—La gente de Darknet solo se mueve por dinero, no por personas. Si de verdad hubieran aceptado el encargo, ya habrían actuado directo, no se tomarían la molestia de capturarnos primero— soltó Sabrina, con la voz llena de escepticismo.
—Eso quién sabe —replicó Camilo, encogiéndose de hombros—. Capaz que nosotros valemos más que el dinero para ellos.
—¿Y tú qué talento oculto tienes que nos haría tan valiosos? —se burló Camilo, mirando a Sabrina con una sonrisa torcida.
—Cualquier cosa que tenga yo, seguro es mejor que lo tuyo— le contestó ella, sin perder el ritmo.
Camilo solo bufó, sabiendo que Sabrina siempre exageraba todo. Al final del día, él conocía bien sus límites.
El tiempo se estiró como chicle. No sabían cuánto había pasado cuando escucharon el rechinar de la pesada puerta de hierro del sótano. Dos hombres estadounidenses entraron. Eran enormes, con al menos un metro noventa de altura y brazos como troncos. Sin decir palabra, cada uno se acercó a ellos y los levantó de un jalón por los hombros. Las manos de esos tipos eran tan grandes como dos manos normales juntas, y el apretón les provocó un dolor agudo en los hombros.
En cuestión de segundos, los llevaron hasta la sala principal. Los dos hombres los aventaron al suelo sin el menor cuidado.
Sabrina reprimió el dolor y se incorporó, mirando de frente al hombre que estaba sentado en el sillón. Él le daba la espalda, así que no podía verle la cara, pero solo con ver su cabello rubio rizado y su piel pálida, era obvio que no era latino; parecía un extranjero típico.
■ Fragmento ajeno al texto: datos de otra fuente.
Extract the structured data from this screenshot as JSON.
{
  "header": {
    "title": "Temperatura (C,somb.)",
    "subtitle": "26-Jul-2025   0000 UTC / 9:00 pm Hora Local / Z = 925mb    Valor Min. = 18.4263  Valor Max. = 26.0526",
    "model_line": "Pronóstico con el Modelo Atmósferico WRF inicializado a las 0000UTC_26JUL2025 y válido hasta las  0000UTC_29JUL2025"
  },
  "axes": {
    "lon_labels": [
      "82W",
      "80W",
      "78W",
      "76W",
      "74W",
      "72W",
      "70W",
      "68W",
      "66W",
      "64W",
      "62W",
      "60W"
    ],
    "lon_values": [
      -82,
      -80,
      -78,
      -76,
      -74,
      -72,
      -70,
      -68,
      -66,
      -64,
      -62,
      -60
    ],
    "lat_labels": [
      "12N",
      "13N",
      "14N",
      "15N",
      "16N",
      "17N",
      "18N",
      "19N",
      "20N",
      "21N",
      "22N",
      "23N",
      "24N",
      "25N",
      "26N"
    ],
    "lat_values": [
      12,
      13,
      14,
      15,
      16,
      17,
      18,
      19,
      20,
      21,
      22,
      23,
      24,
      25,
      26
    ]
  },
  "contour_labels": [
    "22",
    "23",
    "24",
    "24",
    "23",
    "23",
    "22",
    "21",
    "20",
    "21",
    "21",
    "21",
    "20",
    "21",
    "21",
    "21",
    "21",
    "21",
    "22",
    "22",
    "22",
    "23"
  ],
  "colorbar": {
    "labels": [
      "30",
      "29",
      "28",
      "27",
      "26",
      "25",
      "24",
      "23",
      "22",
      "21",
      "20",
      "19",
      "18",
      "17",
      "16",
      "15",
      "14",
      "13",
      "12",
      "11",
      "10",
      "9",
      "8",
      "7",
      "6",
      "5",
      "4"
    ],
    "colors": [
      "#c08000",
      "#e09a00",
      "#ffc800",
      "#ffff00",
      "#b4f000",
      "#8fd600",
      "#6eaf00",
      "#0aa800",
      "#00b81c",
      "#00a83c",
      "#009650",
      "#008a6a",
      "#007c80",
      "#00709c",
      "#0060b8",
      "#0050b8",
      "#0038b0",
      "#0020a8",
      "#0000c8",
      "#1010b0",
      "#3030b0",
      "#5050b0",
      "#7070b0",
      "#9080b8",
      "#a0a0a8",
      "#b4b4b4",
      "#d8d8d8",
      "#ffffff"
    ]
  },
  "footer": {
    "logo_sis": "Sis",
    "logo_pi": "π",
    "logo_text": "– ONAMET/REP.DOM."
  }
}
Camilo también se puso de pie, y, sin pensarlo mucho, encaró al hombre:
—¿Fuiste tú el que nos mandó capturar? ¿Qué quieres, dinero o algo más?
El hombre de los rizos dorados se giró con calma. Sus ojos azules destellaron con algo parecido a amenaza y se le dibujó una sonrisa enigmática en los labios. Su voz sonó profunda:
—Hace mucho que nadie se me pone así de frente.
Antes de que Camilo pudiera reaccionar, uno de los tipos que estaban detrás de él le soltó un golpe directo al rostro. Camilo nunca fue bueno para pelear, y menos ahora, atado de pies y manos; no tenía ni cómo defenderse.
Sabrina frunció el ceño, observando cómo Camilo caía al piso, golpeado y sin poder hacer nada. Arrugó la frente y levantó la cabeza, encarando al hombre rubio.
—Si siguen así, lo van a matar. Si te tomaste la molestia de traerlo aquí, seguro es porque lo necesitas.